Dr. Chan has worked at the intersection of multi-agent systems and economics. His earlier work focuses on applying graphical games to model and study interdependent security domains (e.g., security investment decisions). His recent and ongoing work includes the study of games with complex strategy spaces (e.g., compact representations and computations), the application of game theory to social science domains (e.g., security, network congestion, and self-organization), and the study of facility location problems (from the mechanism design perspective). The relevant work includes facility location problems with capacity constraints, facility location from the fairness perspective, and facility location from the network perspective.

Dr. Chan is currently an assistant professor in the Department of Computer Science and Engineering at the University of Nebraska-Lincoln. He has taught Networks, Markets, and Crowds, Computational Game Theory and Its Applications, and Data Structures and Algorithms.

Dr. Chan has given a tutorial on topics in computational game theory at AAMAS 2019, IJCAI 2019, AAMAS 2020, IJCAI 2020, and the Summer School on Game Theory and Social Choice 2021 (organized by the Department of Computer Science, City University of Hong Kong). Dr. Chan has also given a tutorial on topics in mechanism design without money at IJCAI 2021, AAMAS 2022, and IJCAI-ECAI 2022.

Hadi Hosseini, College of Information Sciences and Technology The Pennsylvania State University Westgate Building, University Park PA 16802, USA. Email: hadi@psu.edu.

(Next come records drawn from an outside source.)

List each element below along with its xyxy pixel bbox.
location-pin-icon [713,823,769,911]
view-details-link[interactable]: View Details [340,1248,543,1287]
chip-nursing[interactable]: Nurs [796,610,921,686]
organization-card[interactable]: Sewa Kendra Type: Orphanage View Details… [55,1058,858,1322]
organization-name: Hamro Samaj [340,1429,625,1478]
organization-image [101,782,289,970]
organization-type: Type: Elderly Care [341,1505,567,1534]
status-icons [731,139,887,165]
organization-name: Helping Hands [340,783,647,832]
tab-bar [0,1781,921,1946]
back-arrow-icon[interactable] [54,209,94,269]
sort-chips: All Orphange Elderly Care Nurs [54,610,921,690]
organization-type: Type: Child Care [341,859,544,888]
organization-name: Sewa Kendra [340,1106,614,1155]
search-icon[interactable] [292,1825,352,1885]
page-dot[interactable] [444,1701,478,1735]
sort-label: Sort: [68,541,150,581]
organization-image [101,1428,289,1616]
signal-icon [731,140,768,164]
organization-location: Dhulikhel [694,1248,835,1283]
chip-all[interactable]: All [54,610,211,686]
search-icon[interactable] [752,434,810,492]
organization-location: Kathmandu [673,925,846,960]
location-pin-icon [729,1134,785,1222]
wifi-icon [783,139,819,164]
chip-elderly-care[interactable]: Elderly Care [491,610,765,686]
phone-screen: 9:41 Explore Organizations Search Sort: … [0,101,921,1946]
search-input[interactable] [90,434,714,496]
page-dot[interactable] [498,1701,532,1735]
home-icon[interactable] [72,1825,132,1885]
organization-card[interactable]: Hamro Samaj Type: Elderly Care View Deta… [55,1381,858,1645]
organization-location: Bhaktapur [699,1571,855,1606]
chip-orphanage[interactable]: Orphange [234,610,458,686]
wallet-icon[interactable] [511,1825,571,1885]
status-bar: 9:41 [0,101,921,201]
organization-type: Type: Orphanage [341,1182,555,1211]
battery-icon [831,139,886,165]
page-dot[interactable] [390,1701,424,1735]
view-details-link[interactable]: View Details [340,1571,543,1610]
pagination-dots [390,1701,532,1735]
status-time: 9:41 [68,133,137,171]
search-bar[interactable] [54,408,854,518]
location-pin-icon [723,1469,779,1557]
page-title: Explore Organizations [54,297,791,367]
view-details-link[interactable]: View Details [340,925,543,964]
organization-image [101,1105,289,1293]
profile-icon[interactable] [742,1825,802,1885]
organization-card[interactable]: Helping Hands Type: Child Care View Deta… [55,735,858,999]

Dr. Hosseini's research interest is at the interface of artificial intelligence and economics. In particular, he studies theoretical and algorithmic aspects of a variety of problems in matching, fair division, and computational social choice.

Dr. Hosseini is an assistant professor at the Pennsylvania State University. He has developed and taught courses on multi-agent systems, computational social choice, and algorithm design. He is the founder of MatchU.ai, a not-for-profit publicly available website that blends education and research by offering an interactive platform for socially desirable decision-making.

Chenhao Wang, Advanced Institute of Natural Sciences, Beijing Normal University, Zhuhai, Guangdong, China. Email: chenhwang@bnu.edu.cn.

Dr. Wang has a research interest in algorithmic game theory and approximation algorithms. His recent and ongoing work extensively studies mechanism design for facility location games, voting, and fair division. The relevant work includes characterizing strategyproof mechanisms for dual-role facility location games, providing tight bounds for two opposite-facility location games, and designing voting rules with low distortion.

Dr. Wang is currently an assistant professor in Advanced Institute of Natural Sciences, Beijing Normal University-Zhuhai, China, and jointly in BNU-HKNU United Intenational College.